Il film è molto particolare, per il suo incedere lento (esasperato anche per chi conosce già i tempi del cinema coreano) e mi ha lasciato addosso una sensazione nuova. Ma andiamo con ordine.
C'è lui e c'è lei. Qualcosa nasce ma fatichi a capire cosa sia. La lenta scansione degli eventi è esaltata dalla difficoltà che ho trovato nell'empatizzare col protagonista, ambiguo, sfuggente, trasparente, vuoto: una persona che stenti a riconoscere. E poi arriva l'altro. Scompiglio. Più emotivo che visivo, sia chiaro, perché il riflettore è sempre sopra il solito Jong-su che osserva, valuta, rimugina ma non agisce, a volte dubiti addirittura che pensi. E c'è qualcosa in Ben che ti colpisce, ti attira, perché lui è magico, è bello e curato, non lascia nulla al caso, è sicuro di sé e gioca per vincere, qualunque sia la partita; ma anche qualcos'altro che spaventa perché non riesci a decifrarlo, è ovvio che ti nasconda qualcosa, e l'ombra più scura che sa di indicibile e orrendo va scartarla a priori, non va bene accanto a lui, non finché non avrai provato con tutte le forze a vederci chiaro. Ma è difficile a causa della sua stessa, carismatica abilità.
Tutto il film scorre tra equilibri esili, intenzioni appena accennate, sospetti, intuizioni e smentite. Vibrante la tensione alimentata dalla colonna sonora, subdola. Poi arriva il finale, istintivo e tumultuoso, e il crescendo giunge al culmine.
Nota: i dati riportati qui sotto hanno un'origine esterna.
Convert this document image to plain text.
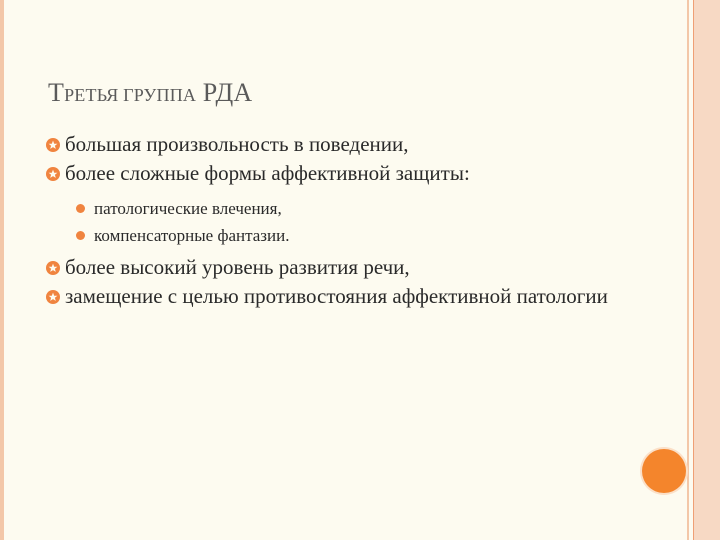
ТРЕТЬЯ ГРУППА РДА
большая произвольность в поведении,
более сложные формы аффективной защиты:
патологические влечения,
компенсаторные фантазии.
более высокий уровень развития речи,
замещение с целью противостояния аффективной патологии
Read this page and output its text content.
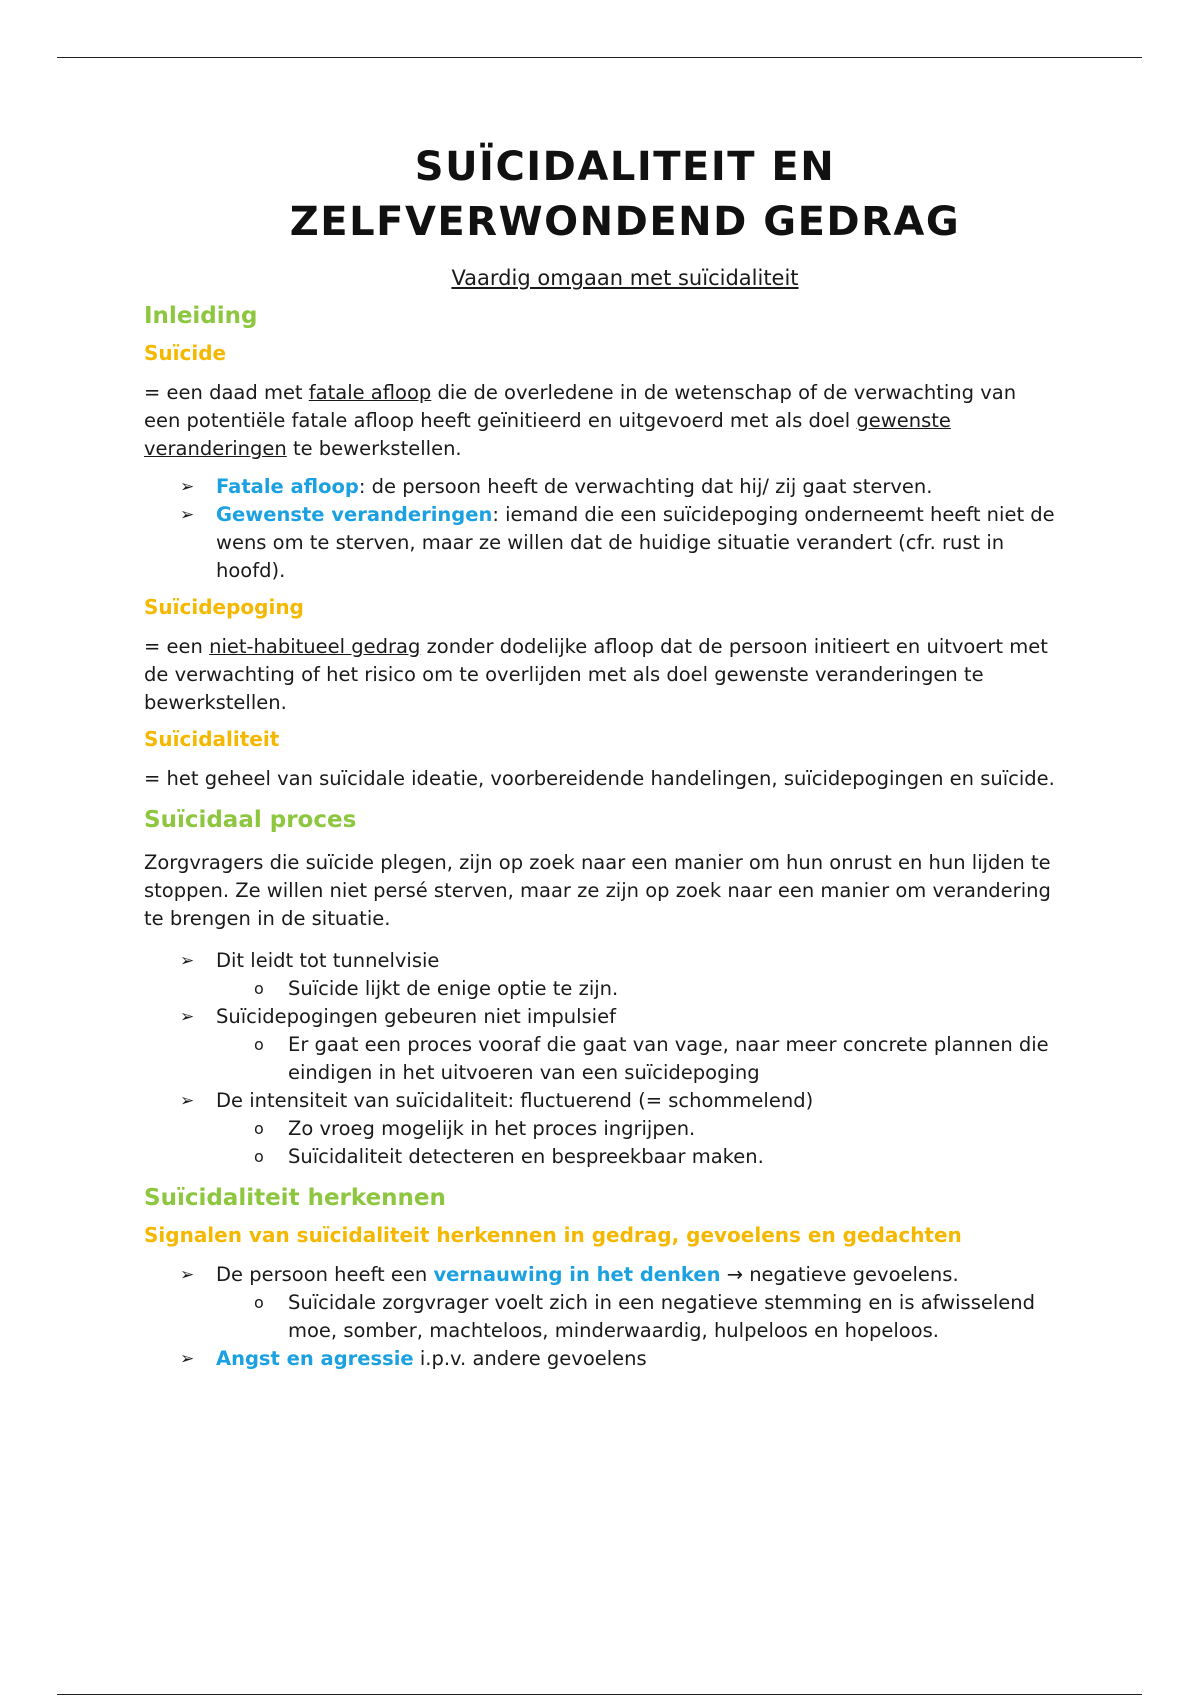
SUÏCIDALITEIT EN
ZELFVERWONDEND GEDRAG
Vaardig omgaan met suïcidaliteit
Inleiding
Suïcide

= een daad met fatale afloop die de overledene in de wetenschap of de verwachting van een potentiële fatale afloop heeft geïnitieerd en uitgevoerd met als doel gewenste veranderingen te bewerkstellen.

➢ Fatale afloop: de persoon heeft de verwachting dat hij/ zij gaat sterven.
➢ Gewenste veranderingen: iemand die een suïcidepoging onderneemt heeft niet de wens om te sterven, maar ze willen dat de huidige situatie verandert (cfr. rust in hoofd).
Suïcidepoging

= een niet-habitueel gedrag zonder dodelijke afloop dat de persoon initieert en uitvoert met de verwachting of het risico om te overlijden met als doel gewenste veranderingen te bewerkstellen.

Suïcidaliteit

= het geheel van suïcidale ideatie, voorbereidende handelingen, suïcidepogingen en suïcide.

Suïcidaal proces

Zorgvragers die suïcide plegen, zijn op zoek naar een manier om hun onrust en hun lijden te stoppen. Ze willen niet persé sterven, maar ze zijn op zoek naar een manier om verandering te brengen in de situatie.

➢ Dit leidt tot tunnelvisie
o Suïcide lijkt de enige optie te zijn.
➢ Suïcidepogingen gebeuren niet impulsief
o Er gaat een proces vooraf die gaat van vage, naar meer concrete plannen die eindigen in het uitvoeren van een suïcidepoging
➢ De intensiteit van suïcidaliteit: fluctuerend (= schommelend)
o Zo vroeg mogelijk in het proces ingrijpen.
o Suïcidaliteit detecteren en bespreekbaar maken.
Suïcidaliteit herkennen
Signalen van suïcidaliteit herkennen in gedrag, gevoelens en gedachten
➢ De persoon heeft een vernauwing in het denken → negatieve gevoelens.
o Suïcidale zorgvrager voelt zich in een negatieve stemming en is afwisselend moe, somber, machteloos, minderwaardig, hulpeloos en hopeloos.
➢ Angst en agressie i.p.v. andere gevoelens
E a quel punto, sui titoli di coda, ho capito: ho capito che la costruzione del film è un enigma nel quale il regista ha giocato con me, mi ha mostrato il ruolo che dovevo giocare ed io ho giocato, senza rendermene conto. Ho fatto perfettamente la mia parte, ho capito la direzione dalle carte che egli stesso mi ha passato ed ho raggiunto l'unico finale di partita possibile: godermi il film come una nuova (ennesima) esperienza che mi ha lasciato la voglia di vederlo (giocare?) ancora.
Splendido.
A margine, la sequenza di Hae-mi che danza nel tramonto è una parentesi di assoluta magnificenza nel film: poetica, tenerissima, calda del pieno della "grande fame" di cui Hae-mi stessa è consumata. Gli uomini sono lì ma lontani, piccoli, annebbiati e assenti, la telecamera è solo per lei e se lo merita: nella fusione totale tra la giovane donna e l'abbraccio malinconico della natura, un solo altissimo istante di pace, prima della fredda cenere.